Jeweler James Dodge purchased the home in 1900. St. George Street had become primarily commercial property in the Flagler Era, and Dodge operated a jewelry store and curiosity shop out of the property. In the early 20th century, it was billed to tourists as The Oldest House in America and being built in 1565, though it was built much later. Dodge died in 1934 and his widow Emma sold the house to the St. Augustine Historical Society.

== Architecture ==
The Paredes-Dodge house is notably one of the only surviving colonial structures in St. Augustine. It represents many characteristic features of colonial Spanish architecture in St. Augustine, including being set directly onto the street and being built out of coquina and plastered in stucco. The original building was only two rooms and served as a private residence, but was added onto over the years to include two more rooms towards the back of the home. The Paredes-Dodge House shares a wall and a chimney with the Rodriguez-Avero-Sanchez house.

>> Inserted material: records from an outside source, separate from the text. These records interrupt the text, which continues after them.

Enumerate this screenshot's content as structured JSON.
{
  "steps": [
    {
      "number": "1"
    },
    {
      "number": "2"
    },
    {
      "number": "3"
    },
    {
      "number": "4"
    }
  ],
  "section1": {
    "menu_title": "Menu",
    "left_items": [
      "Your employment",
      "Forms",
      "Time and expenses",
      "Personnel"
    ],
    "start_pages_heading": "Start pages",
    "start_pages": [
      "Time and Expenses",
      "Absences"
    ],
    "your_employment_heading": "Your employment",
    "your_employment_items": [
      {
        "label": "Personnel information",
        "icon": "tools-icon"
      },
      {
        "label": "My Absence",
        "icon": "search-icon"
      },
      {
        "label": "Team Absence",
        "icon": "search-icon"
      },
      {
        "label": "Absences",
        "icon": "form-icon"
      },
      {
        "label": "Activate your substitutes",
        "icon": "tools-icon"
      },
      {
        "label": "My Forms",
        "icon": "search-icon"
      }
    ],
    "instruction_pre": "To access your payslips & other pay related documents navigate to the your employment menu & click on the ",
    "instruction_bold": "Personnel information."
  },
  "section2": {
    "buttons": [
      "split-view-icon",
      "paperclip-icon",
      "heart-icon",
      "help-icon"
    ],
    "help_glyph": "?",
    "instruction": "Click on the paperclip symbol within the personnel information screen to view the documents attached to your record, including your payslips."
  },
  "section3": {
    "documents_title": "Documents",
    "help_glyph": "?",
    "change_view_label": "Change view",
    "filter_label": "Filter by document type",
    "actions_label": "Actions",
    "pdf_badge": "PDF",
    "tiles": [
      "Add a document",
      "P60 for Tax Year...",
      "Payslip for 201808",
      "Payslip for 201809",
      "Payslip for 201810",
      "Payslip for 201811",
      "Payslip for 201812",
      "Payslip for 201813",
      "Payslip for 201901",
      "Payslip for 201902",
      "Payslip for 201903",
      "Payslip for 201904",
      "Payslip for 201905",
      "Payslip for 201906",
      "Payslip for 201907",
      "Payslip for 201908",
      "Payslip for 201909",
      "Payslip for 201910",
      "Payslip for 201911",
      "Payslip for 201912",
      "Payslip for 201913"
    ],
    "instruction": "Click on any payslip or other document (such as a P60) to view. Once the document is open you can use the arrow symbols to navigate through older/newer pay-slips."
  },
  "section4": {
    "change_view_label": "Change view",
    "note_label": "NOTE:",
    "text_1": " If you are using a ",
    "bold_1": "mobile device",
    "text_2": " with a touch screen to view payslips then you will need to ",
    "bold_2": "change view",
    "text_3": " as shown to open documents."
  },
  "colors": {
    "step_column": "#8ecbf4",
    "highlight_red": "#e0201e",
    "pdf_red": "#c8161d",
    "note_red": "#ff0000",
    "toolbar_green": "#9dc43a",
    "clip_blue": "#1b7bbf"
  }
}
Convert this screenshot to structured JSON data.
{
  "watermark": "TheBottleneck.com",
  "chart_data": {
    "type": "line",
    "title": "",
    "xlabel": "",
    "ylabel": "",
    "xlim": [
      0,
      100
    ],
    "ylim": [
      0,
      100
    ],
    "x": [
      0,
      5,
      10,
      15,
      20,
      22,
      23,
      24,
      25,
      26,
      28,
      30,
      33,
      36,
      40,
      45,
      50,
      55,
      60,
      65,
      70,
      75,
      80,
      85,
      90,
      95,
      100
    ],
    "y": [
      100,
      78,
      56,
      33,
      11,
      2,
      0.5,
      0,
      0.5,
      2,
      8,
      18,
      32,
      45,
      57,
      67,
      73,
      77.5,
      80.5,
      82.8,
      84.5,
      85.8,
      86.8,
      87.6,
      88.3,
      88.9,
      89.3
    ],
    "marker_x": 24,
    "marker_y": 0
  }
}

A second entry door was added to the building in the late 1800s, probably to increase access to shoppers. The building was recorded by the Historic American Buildings Survey in ___.

== Restoration ==
The St. Augustine Historical Society acquired the property in 1934 and began efforts to preserve the building in the late 1940s. Structural beams were added to the interior and exterior, and a kitchen and bathroom were installed on the second floor. The Historical Society sold it to the Historic St. Augustine Preservation Board in 1988. When the Preservation Board was abolished in 1997, it became the property of the state.

== Present Day ==
Today the Paredes-Dodge House is owned by the State of Florida and managed on its behalf by UF Historic St. Augustine, Inc., a direct-support organization of the University of Florida. It is currently used as retail and restaurant space.